Xata owns the writes; Sanity Context owns the governed reads.

// 1. STATE: read who and what (Xata)
const history = await xata.db.messages
  .filter({ sessionId })
  .sort("createdAt", "desc")
  .getMany({ pagination: { size: 20 } });

// 2. CONTENT: read what's true now (Sanity Context via MCP tools)
const result = await generateText({
  model,
  tools: { ...contentTools },
  messages: [...toMessages(history), { role: "user", content: userQuestion }],
});

// 3. STATE: write only the new turn back (Xata)
await xata.db.messages.create({
  sessionId,
  userId,
  role: "assistant",
  content: result.text,
  createdAt: new Date(),
});

When content is unstructured, and when a vector DB still wins

Two edge cases keep your architecture honest.

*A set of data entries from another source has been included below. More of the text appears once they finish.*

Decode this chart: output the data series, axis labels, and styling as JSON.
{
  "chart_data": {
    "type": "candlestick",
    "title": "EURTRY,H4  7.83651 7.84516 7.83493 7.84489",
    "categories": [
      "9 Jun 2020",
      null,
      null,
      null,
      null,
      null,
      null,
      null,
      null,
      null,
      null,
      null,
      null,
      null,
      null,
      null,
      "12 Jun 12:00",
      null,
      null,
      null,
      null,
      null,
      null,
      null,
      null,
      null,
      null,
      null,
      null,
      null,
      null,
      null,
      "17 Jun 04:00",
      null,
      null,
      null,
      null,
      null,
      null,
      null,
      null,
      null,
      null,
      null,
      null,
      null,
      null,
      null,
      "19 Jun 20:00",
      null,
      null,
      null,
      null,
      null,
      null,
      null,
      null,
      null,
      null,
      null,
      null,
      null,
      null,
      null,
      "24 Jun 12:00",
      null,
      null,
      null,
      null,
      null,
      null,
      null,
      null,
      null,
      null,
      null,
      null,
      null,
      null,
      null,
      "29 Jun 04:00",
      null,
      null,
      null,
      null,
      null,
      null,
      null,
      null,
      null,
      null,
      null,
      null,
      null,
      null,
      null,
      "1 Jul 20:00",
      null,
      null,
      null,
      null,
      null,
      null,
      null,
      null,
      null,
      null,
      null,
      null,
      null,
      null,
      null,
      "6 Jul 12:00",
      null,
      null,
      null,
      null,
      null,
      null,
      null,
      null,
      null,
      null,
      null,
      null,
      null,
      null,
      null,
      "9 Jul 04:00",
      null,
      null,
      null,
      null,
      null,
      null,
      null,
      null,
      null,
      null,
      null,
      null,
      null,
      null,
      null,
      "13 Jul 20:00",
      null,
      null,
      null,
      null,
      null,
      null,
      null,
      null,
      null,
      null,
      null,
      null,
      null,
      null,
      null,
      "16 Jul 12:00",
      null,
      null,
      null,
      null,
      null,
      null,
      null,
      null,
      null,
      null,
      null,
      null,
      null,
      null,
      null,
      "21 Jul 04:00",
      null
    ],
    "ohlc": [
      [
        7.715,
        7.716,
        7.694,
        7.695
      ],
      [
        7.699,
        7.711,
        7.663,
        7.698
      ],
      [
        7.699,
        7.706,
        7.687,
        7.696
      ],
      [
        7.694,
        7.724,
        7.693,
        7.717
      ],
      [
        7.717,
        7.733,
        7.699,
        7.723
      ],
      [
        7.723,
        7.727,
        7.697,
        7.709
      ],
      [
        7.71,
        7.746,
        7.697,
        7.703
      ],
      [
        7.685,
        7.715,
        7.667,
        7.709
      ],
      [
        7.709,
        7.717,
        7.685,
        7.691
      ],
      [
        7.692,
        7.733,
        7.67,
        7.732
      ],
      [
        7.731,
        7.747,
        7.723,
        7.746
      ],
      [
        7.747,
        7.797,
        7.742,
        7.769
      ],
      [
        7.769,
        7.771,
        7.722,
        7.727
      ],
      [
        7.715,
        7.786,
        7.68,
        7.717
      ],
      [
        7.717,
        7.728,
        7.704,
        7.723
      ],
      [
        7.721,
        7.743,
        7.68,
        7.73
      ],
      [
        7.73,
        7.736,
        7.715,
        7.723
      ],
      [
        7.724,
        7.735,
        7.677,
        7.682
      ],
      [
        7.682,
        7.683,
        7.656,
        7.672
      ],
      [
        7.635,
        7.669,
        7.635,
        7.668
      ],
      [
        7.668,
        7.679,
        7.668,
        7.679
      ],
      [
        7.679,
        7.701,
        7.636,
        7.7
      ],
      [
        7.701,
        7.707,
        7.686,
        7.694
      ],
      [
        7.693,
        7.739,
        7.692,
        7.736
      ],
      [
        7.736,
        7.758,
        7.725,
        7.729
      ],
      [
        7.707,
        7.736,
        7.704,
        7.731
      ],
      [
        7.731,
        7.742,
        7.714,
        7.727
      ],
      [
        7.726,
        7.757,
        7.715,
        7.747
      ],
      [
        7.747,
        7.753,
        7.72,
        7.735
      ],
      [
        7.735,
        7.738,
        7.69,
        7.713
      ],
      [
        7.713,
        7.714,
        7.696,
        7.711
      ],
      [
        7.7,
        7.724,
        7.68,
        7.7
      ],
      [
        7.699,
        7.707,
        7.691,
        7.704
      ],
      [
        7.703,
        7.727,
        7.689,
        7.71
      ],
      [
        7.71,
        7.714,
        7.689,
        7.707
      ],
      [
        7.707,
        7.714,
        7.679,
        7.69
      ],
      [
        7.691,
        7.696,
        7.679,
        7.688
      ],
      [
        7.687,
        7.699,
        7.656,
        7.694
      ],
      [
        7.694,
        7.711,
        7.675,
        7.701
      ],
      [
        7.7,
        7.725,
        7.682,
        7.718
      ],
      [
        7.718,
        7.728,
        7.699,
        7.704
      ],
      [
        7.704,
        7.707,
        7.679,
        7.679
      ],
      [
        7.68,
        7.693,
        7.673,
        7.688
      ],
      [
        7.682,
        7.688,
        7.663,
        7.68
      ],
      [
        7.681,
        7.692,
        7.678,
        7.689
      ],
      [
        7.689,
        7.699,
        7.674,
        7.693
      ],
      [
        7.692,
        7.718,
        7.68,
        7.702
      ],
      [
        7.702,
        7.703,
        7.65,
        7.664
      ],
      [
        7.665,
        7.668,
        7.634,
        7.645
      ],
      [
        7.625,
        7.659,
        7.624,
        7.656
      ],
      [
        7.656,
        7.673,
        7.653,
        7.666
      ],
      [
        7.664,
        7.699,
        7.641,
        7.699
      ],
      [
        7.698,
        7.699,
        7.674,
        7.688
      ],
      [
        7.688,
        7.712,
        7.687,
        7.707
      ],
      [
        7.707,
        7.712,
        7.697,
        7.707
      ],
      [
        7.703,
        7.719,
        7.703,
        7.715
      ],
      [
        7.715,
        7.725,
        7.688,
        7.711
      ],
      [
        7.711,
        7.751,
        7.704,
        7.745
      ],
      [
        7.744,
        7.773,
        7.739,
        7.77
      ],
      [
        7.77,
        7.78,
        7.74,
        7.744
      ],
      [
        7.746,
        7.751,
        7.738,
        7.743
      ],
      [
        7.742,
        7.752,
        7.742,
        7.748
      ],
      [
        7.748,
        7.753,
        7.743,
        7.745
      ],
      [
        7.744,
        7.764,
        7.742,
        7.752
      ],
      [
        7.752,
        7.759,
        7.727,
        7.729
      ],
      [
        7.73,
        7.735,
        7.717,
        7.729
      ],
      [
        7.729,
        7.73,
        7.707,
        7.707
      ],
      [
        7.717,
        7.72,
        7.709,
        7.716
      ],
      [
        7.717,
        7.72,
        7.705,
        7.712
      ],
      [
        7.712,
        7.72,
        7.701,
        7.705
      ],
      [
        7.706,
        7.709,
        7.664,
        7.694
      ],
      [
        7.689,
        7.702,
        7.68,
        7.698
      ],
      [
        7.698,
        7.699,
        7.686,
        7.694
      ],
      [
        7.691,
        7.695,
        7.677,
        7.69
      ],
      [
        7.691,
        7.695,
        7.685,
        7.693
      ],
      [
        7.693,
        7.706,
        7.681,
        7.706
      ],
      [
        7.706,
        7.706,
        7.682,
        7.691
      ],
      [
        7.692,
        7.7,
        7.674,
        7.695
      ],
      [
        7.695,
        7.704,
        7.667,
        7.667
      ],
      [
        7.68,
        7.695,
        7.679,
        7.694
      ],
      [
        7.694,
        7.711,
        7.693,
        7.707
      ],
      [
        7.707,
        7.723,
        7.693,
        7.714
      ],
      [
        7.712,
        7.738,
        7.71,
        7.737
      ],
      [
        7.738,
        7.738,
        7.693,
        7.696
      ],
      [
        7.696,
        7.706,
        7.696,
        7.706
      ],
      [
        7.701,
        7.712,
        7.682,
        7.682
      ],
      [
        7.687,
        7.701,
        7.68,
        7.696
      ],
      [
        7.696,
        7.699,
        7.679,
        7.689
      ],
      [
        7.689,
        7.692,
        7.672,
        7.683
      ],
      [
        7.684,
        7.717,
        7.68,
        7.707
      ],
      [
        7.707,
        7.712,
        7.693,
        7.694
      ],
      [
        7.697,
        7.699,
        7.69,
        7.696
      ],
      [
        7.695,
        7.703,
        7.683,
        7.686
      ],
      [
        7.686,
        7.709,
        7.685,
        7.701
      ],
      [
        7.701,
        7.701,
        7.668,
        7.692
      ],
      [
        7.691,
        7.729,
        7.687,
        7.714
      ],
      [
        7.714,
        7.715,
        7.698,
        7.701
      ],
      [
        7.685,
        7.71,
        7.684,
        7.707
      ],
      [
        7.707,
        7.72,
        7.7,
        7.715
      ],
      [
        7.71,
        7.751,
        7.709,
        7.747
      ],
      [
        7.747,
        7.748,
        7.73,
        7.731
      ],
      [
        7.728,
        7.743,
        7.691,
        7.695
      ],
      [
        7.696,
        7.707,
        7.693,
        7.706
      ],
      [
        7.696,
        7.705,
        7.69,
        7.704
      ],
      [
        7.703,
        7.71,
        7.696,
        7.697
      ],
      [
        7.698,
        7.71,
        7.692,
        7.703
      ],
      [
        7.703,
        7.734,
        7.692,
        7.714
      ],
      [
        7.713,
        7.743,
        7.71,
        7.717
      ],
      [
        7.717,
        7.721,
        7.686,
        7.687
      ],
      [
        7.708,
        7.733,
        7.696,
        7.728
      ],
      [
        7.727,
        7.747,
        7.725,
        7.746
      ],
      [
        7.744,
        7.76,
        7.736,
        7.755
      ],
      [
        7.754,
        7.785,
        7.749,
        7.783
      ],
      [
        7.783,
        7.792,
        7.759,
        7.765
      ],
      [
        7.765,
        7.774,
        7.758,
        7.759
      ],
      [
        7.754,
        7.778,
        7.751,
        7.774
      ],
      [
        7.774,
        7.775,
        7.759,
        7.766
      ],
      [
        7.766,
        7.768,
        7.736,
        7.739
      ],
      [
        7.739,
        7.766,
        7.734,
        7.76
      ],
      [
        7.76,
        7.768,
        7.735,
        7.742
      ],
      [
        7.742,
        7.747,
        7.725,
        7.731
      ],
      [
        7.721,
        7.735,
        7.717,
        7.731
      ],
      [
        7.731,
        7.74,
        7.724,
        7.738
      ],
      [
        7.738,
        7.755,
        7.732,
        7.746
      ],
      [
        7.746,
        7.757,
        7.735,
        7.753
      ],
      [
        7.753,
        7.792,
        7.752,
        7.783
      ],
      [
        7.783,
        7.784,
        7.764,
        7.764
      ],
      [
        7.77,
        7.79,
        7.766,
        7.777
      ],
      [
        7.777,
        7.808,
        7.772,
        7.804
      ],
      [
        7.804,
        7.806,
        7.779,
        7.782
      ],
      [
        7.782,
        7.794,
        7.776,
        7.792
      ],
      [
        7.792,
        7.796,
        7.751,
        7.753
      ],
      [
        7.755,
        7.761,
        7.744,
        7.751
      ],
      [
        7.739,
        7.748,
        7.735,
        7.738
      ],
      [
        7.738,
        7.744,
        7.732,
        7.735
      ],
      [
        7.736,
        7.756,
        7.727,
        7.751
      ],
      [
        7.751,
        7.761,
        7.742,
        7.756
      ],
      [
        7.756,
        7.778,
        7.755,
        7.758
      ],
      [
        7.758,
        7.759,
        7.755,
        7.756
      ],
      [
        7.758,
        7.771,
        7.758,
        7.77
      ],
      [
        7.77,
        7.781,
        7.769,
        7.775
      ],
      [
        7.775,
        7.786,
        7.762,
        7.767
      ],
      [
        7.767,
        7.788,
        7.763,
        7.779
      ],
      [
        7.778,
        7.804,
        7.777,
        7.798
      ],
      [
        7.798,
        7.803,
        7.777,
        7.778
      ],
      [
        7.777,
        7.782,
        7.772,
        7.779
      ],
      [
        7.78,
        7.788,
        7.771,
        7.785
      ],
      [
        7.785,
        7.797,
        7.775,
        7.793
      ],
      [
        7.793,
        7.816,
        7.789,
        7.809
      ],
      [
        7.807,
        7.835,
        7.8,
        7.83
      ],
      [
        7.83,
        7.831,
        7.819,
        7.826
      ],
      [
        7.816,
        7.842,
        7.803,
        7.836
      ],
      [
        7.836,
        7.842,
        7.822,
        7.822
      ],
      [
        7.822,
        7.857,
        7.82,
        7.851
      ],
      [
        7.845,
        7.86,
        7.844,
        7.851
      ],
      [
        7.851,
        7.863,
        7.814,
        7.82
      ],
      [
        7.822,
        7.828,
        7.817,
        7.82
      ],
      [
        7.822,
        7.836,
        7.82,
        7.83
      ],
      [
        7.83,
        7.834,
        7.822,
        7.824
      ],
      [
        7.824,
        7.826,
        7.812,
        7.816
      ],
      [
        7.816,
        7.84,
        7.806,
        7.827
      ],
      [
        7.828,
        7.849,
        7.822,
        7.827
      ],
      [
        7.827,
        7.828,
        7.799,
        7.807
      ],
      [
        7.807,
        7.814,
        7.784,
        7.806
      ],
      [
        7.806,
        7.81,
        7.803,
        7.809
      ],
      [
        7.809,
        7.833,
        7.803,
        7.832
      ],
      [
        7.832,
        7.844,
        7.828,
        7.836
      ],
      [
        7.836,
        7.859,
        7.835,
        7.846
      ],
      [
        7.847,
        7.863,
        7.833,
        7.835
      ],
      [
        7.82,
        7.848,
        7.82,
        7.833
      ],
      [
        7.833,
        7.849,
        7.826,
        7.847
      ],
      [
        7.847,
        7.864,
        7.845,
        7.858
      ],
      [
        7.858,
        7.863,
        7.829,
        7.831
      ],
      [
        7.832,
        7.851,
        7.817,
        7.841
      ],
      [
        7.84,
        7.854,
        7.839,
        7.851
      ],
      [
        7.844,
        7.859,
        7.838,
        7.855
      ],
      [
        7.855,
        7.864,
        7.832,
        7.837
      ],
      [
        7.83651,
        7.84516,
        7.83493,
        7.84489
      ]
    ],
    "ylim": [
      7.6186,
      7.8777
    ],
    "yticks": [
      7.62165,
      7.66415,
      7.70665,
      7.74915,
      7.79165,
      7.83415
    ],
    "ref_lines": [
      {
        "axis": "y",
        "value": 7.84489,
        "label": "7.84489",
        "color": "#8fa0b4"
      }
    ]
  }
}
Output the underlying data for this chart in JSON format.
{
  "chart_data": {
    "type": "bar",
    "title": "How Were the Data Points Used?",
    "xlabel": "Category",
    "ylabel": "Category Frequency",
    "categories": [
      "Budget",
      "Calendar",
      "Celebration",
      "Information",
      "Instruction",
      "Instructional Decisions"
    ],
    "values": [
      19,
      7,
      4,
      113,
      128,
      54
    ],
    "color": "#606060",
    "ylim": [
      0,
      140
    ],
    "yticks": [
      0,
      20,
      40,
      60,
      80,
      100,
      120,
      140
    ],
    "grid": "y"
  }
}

First, not all the content an agent needs is well-modeled. If the answer lives in a stack of PDFs, a support knowledge base, or scraped help-center pages, GROQ over a clean schema is the wrong tool because there is no clean schema yet. That is what Sanity Context Knowledge Bases is for: it turns messy sources into well-ordered documents with a clear table of contents that the agent can retrieve against. Reach for Knowledge Bases when the corpus is unstructured; reach for GROQ when it is structured.

Second, do not overcorrect and try to put everything in Sanity. If you are storing millions of machine-generated embeddings that no human will ever review, edit, or approve, a dedicated vector database like the one you might already pair with Xata still earns its place. The test is governance: does an editor need to own this content? If yes, it belongs in Sanity Context. If it is a high-volume, machine-owned corpus, keep it in the vector store.

When you do enable semantic search inside Sanity, it is a GROQ feature, not a separate pipeline. The retrieval combines structural predicates, keyword matching, and optional semantic similarity in one query and orders by a computed score, so a question with a structural component (a date range, a product variant, a publication state) that pure embeddings cannot resolve still returns the right document. That hybrid discipline, structured first and semantic only where it earns its keep, is why structured retrieval stays the common case and your agent stops guessing.

💡

Route by ownership, not by format

Ask one question of every piece of data: does a human need to review it before an agent serves it? Reviewed content goes to Sanity Context (GROQ for structured, Knowledge Bases for unstructured). Unreviewed, machine-owned, high-volume data stays in your vector store or in Xata. Ownership, not file type, is the cleanest routing rule.